Babies and toddlers spend much of their day playing, but that time is valuable because it is also the way they learn best. However, not all toys are created equal. Knowing which toys to look for can help you provide him with toys that will help him learn as he plays. Some of the simplest materials can be used in a variety of ways to make your child's learning fun at the same time.
Young infants are learning to use their hands and eyes together to reach for objects that interest them. You can offer your baby many opportunities to bat at and grasp objects that hang above her on an activity mat or on a bar above her infant carrier. She will learn about cause and effect as she kicks at a toy that makes a noise and discovers that she created that sound. She will practice reaching and stretching to get to the toys she wants. Change out the objects that you hang from her activity mat to give her variety. Make sure that the toys you offer her are large enough that she will not choke if she puts them to her mouth.

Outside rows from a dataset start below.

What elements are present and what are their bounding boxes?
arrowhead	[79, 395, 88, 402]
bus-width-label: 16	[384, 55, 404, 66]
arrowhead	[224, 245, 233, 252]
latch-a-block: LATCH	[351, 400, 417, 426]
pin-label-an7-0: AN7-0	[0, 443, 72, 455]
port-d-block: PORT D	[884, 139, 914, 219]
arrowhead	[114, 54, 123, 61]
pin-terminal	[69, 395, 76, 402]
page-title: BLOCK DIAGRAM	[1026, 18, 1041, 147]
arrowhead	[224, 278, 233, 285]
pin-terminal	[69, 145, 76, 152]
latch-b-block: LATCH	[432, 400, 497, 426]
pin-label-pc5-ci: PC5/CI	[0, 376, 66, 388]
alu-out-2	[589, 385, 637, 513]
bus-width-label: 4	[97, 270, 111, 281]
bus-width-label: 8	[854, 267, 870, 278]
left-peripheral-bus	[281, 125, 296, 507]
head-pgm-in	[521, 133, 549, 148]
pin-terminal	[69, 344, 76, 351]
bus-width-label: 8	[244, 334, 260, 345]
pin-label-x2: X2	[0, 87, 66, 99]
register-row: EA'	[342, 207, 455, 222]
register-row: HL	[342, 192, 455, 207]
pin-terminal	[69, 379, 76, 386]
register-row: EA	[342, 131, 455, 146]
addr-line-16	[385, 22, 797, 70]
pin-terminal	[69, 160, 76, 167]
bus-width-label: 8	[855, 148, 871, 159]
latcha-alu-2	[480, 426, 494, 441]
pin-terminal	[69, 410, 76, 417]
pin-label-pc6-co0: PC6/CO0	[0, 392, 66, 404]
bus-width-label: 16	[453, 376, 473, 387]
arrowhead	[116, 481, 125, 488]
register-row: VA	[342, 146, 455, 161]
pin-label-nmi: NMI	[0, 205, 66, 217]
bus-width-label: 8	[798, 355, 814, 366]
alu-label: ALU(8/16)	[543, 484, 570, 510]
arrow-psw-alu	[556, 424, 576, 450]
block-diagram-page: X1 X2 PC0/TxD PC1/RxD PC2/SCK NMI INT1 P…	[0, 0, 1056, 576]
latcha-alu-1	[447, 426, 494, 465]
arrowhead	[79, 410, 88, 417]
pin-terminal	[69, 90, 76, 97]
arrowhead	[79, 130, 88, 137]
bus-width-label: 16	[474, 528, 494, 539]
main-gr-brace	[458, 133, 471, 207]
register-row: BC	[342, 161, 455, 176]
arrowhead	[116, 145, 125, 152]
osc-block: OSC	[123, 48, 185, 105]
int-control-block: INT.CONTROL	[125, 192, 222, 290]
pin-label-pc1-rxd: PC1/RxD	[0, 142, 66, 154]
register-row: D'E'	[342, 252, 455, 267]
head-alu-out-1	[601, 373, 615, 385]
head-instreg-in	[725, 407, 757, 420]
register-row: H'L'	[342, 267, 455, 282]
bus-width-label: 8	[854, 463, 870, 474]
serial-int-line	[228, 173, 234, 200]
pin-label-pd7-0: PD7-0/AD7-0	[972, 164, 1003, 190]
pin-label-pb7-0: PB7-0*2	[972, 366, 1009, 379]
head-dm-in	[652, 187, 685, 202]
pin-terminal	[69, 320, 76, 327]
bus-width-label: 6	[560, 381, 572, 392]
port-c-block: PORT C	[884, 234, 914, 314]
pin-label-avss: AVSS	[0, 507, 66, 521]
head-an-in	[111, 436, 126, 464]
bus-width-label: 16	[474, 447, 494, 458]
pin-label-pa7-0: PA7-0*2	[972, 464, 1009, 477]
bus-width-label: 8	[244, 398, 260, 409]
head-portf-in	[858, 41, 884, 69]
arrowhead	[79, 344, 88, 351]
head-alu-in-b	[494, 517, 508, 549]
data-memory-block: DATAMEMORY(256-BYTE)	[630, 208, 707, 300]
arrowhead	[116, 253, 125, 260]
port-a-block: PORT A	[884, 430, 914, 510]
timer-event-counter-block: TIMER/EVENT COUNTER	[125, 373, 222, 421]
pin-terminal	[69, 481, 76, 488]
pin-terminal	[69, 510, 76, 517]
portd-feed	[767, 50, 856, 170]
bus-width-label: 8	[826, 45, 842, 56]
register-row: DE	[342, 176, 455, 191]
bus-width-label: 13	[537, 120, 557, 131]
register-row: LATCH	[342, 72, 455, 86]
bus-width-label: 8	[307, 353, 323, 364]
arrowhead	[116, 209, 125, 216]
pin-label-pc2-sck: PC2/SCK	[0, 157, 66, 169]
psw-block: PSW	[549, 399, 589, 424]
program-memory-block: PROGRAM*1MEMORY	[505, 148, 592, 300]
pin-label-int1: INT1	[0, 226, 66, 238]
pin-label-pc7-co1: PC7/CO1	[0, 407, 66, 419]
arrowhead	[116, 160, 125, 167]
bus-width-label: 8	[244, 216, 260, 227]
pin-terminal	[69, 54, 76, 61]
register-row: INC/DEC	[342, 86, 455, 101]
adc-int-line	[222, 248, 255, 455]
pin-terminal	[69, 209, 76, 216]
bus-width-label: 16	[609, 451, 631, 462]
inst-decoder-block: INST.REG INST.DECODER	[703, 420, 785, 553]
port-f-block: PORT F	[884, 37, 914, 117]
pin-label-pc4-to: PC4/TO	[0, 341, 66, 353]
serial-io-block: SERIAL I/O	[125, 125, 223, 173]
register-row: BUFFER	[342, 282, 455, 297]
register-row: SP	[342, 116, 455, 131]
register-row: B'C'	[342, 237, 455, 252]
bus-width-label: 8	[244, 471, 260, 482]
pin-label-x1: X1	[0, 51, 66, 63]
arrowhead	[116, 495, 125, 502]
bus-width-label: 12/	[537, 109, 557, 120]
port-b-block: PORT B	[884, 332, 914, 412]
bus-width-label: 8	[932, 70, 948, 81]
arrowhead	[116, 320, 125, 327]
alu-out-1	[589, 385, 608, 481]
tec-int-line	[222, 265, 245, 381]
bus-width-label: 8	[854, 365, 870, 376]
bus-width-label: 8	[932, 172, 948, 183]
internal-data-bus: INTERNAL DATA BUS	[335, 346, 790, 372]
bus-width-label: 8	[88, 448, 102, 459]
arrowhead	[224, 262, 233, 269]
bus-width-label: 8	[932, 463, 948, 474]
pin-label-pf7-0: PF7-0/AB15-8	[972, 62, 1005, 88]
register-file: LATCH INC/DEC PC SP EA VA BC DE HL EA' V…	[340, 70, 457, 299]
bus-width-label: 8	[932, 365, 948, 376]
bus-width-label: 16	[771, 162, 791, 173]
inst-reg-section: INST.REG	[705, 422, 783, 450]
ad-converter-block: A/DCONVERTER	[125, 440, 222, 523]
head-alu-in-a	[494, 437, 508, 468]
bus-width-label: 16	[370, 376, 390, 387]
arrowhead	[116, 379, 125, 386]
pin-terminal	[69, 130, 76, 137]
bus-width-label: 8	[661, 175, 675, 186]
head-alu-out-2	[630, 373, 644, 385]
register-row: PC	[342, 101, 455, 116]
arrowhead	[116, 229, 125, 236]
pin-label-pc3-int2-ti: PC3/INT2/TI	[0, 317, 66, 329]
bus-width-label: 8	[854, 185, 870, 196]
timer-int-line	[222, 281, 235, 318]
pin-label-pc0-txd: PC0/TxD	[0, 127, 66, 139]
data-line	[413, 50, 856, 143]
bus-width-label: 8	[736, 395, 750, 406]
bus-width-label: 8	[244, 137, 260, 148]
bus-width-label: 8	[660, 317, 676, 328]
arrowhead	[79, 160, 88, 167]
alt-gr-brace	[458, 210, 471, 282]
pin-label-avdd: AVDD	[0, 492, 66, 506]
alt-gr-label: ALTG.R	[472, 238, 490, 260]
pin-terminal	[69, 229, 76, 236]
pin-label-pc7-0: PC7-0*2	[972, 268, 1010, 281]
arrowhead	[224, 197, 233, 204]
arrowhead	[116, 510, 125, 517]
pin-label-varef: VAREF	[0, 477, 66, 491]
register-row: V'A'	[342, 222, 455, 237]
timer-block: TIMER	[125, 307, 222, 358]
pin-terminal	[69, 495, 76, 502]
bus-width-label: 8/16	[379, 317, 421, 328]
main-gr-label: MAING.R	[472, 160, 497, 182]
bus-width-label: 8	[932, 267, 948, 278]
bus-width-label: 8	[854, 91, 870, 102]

Shape sorters can be used with young babies who are sitting alone. He will enjoy dumping out the pieces and putting them back into the container, even if it is not through the shape cutouts at first. As he does this, you can talk about what color he is holding or what shape it is. As he gets closer to 1 year old, he will be ready to put some of the simple shapes like circles and squares through the sorter. He may need a hint from you at first, saying things like, "You have a circle! It goes right here." Once your baby has become a toddler he will be ready to try out some simple inset puzzles with few pieces and large knobs. They will help your toddler learn about matching when there are identical pictures underneath the cutout pieces of the puzzle.
Blocks are a simple toy, but they are something every baby should have. As an infant, she will enjoy picking them up and exploring them and beginning to bang them together before she turns 1. She can develop the concept of cause and effect and a sense of gravity by knocking down a tower you have built for her and will want to repeat that game many times. As her fine motor skills develop as a toddler, she will begin to stack the blocks herself. This can be a great opportunity to practice counting as she makes a vertical tower or a lines them up horizontally. 3-year-olds can also begin to sort the blocks by color or make simple patterns as they build.

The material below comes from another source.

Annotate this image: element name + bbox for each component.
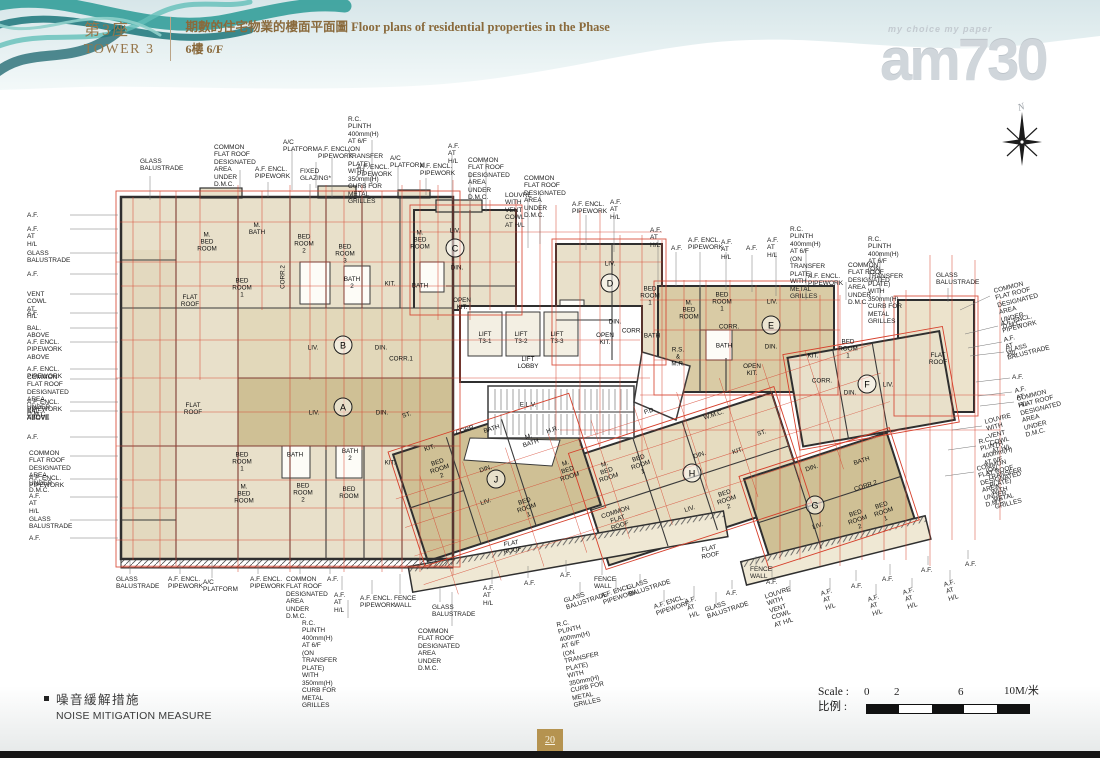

Toddlers enjoy imitating adult actions, so they will begin to copy some of the things they see you doing around your house, like sweeping the floor or talking on the phone. Give him pretend versions of many household items, like play food and dishes, a toy workbench with tools, or a miniature shopping cart. When you pretend with him, he will be learning about abstract concepts like representational thinking -- that cup doesn't actually have tea in it, but we use it to represent a drink. He will also develop language skills as you discuss what he is doing and act out scenarios.

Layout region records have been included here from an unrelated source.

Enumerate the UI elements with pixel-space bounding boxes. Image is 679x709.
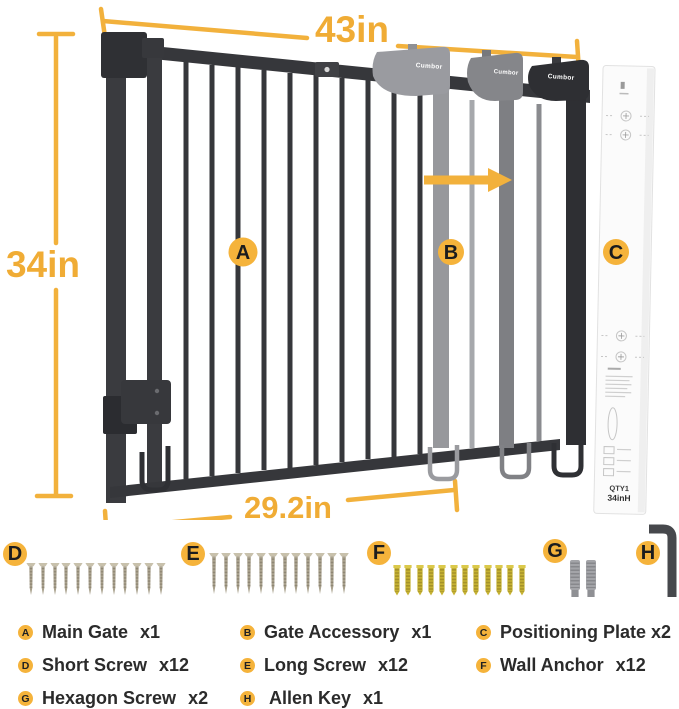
callout-b-letter: B [444,242,458,264]
plate-qty-label: QTY1 [609,484,629,493]
legend-badge-h: H [240,691,255,706]
legend-name: Short Screw [42,655,147,676]
callout-c: C [603,239,629,265]
legend-name: Wall Anchor [500,655,604,676]
legend-badge-d: D [18,658,33,673]
hardware-badge-e-letter: E [186,543,199,565]
legend-qty: x1 [411,622,431,643]
legend-qty: x12 [159,655,189,676]
legend-item-wall-anchor: F Wall Anchor x12 [476,655,646,676]
legend-item-gate-accessory: B Gate Accessory x1 [240,622,431,643]
legend-qty: x2 [651,622,671,643]
legend-badge-a: A [18,625,33,640]
hardware-badge-g-letter: G [547,540,563,562]
legend-name: Gate Accessory [264,622,399,643]
legend-item-main-gate: A Main Gate x1 [18,622,160,643]
latch-housing-ghost-2 [467,53,523,101]
rail-connector [315,62,339,77]
gate-illustration: 43in 34in 29.2in [0,0,679,520]
legend-name: Main Gate [42,622,128,643]
hardware-badge-h-letter: H [641,542,655,564]
main-gate [101,32,590,503]
dim-bottom-label: 29.2in [244,490,332,520]
hardware-row: D E F G H [0,518,679,610]
legend-badge-e: E [240,658,255,673]
gate-accessory: Cumbor Cumbor Cumbor [373,44,590,479]
legend-item-allen-key: H Allen Key x1 [240,688,383,709]
long-screws-group [209,553,349,594]
hexagon-screws-group [570,560,596,597]
legend-item-short-screw: D Short Screw x12 [18,655,189,676]
legend-name: Allen Key [269,688,351,709]
gate-bars [186,62,420,479]
legend-qty: x12 [378,655,408,676]
dim-width-label: 43in [315,9,389,50]
dimension-left-height: 34in [6,34,80,496]
hardware-badge-f-letter: F [373,542,385,564]
legend-name: Hexagon Screw [42,688,176,709]
legend-qty: x2 [188,688,208,709]
latch-housing-ghost-1 [373,47,451,96]
legend-badge-g: G [18,691,33,706]
legend-qty: x1 [140,622,160,643]
legend-name: Positioning Plate [500,622,646,643]
legend-qty: x1 [363,688,383,709]
legend-badge-f: F [476,658,491,673]
legend-badge-b: B [240,625,255,640]
legend-qty: x12 [616,655,646,676]
wall-anchors-group [393,565,525,596]
callout-a: A [229,238,258,267]
callout-a-letter: A [236,242,250,264]
positioning-plate: QTY1 34inH [594,65,655,514]
legend-item-long-screw: E Long Screw x12 [240,655,408,676]
legend-badge-c: C [476,625,491,640]
baby-gate-parts-diagram: 43in 34in 29.2in [0,0,679,709]
hardware-badge-d-letter: D [8,543,22,565]
callout-c-letter: C [609,242,623,264]
legend-item-positioning-plate: C Positioning Plate x2 [476,622,671,643]
callout-b: B [438,239,464,265]
dim-height-label: 34in [6,244,80,285]
plate-size-label: 34inH [607,493,630,503]
legend-item-hexagon-screw: G Hexagon Screw x2 [18,688,208,709]
legend-name: Long Screw [264,655,366,676]
short-screws-group [26,563,165,595]
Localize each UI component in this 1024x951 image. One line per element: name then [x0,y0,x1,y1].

Books are one of the most important materials that children can have around them from birth. When your baby is a young infant, you can prop a book while she is on her tummy to encourage her to lift her head. She can listen to you read it aloud and hear the patterns of language. As she gets older, she will be able to handle the book herself and begin to learn to turn the pages, building her fine motor skills. You can point to and name the pictures in the book to help her develop new vocabulary. As an older toddler, she will begin to pretend to read familiar books by memorizing the words and reciting them or talking about what she sees in the pictures, which are essential pre-reading skills.